Paul Rose fut très lié à Michel Chartrand. Fort en gueule, celui-ci ne manquait d’ailleurs jamais l’occasion de lui rendre hommage dans une boutade plusieurs fois répétée. Chartrand disait adorer l’architecture du nouveau pont de Québec, mais que son éclairage légèrement rosé la nuit l’encourageait à l’appeler « le pont Rose » plutôt que le « pont Pierre-Laporte ».

En 1982, Paul Rose avait signé avec les autres membres de la cellule Chénier Pour en finir avec Octobre, un livre écrit par Francis Simard. Le groupe s’était par la suite définitivement brouillé.

Parlant des Rose, le cinéaste Pierre Perrault soutenait pour sa part que ces gars-là « avaient eu du courage et méritaient qu’on les encourage ». « Dans notre histoire, écrivait Perrault, nous n’avons pas beaucoup d’exemples de courage pour susciter l’avenir, pour dérider la peur, pour accueillir une légitimité, pas beaucoup d’hommes d’honneur qui nous enseignent à refuser l’enclos de la médiocrité. » Pour son engagement social et politique envers les moins nantis, Paul Rose suscitait toujours une solide vague d’admiration.
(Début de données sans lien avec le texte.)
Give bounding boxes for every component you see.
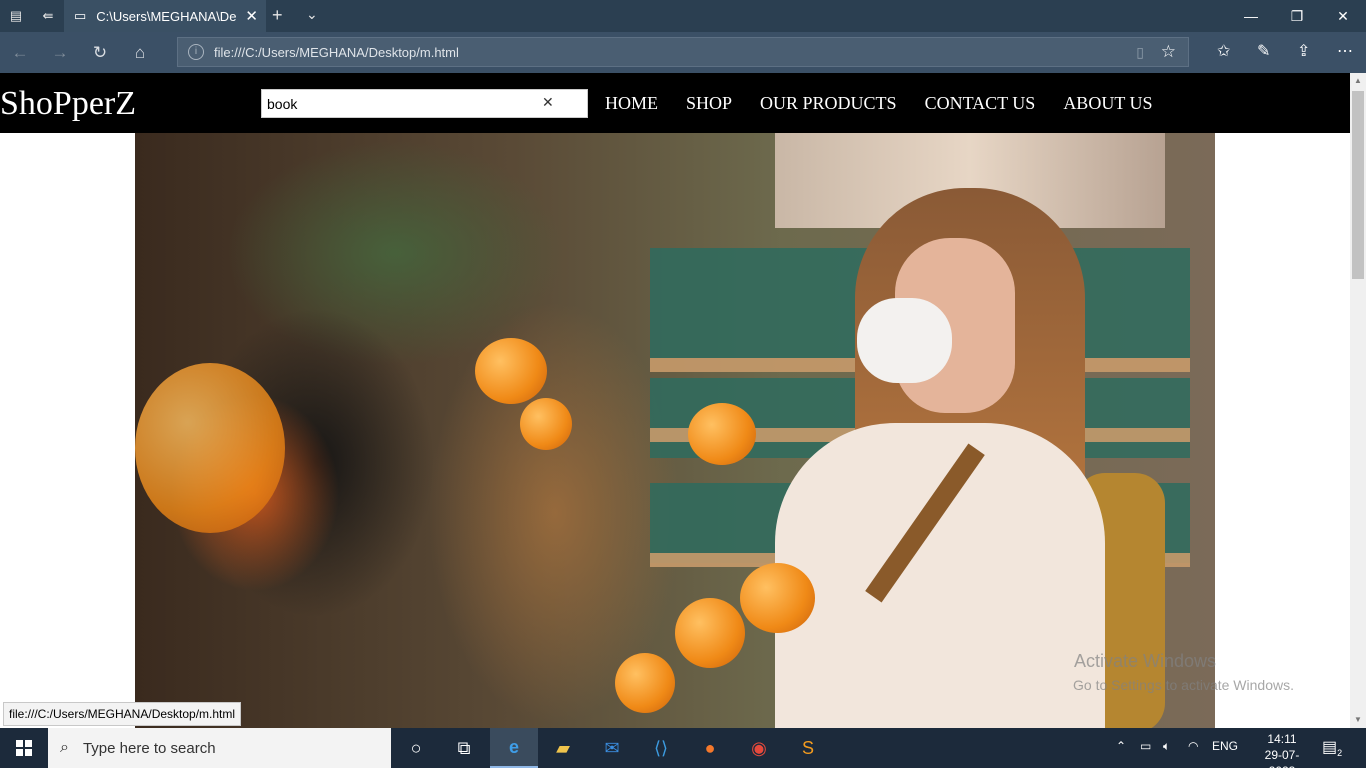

Son monde idéal, il le définissait sans faillir : « Je ne veux pas du pays à Parizeau. Je ne veux pas d’une souveraineté de business man. L’indépendance, c’est l’affaire de tous. Des pauvres, comme des riches. Il s’agit d’un projet de société visant le respect des travailleurs et la fin d’une économie froide et inhumaine. »

En 2012, lors du printemps érable, il avait soutenu à plusieurs reprises les étudiants. Jeudi, le député de Québec solidaire Amir Khadir a souligné son importance dans l’histoire tandis que le Parti libéral et le Parti québécois préféraient s’abstenir de tout commentaire.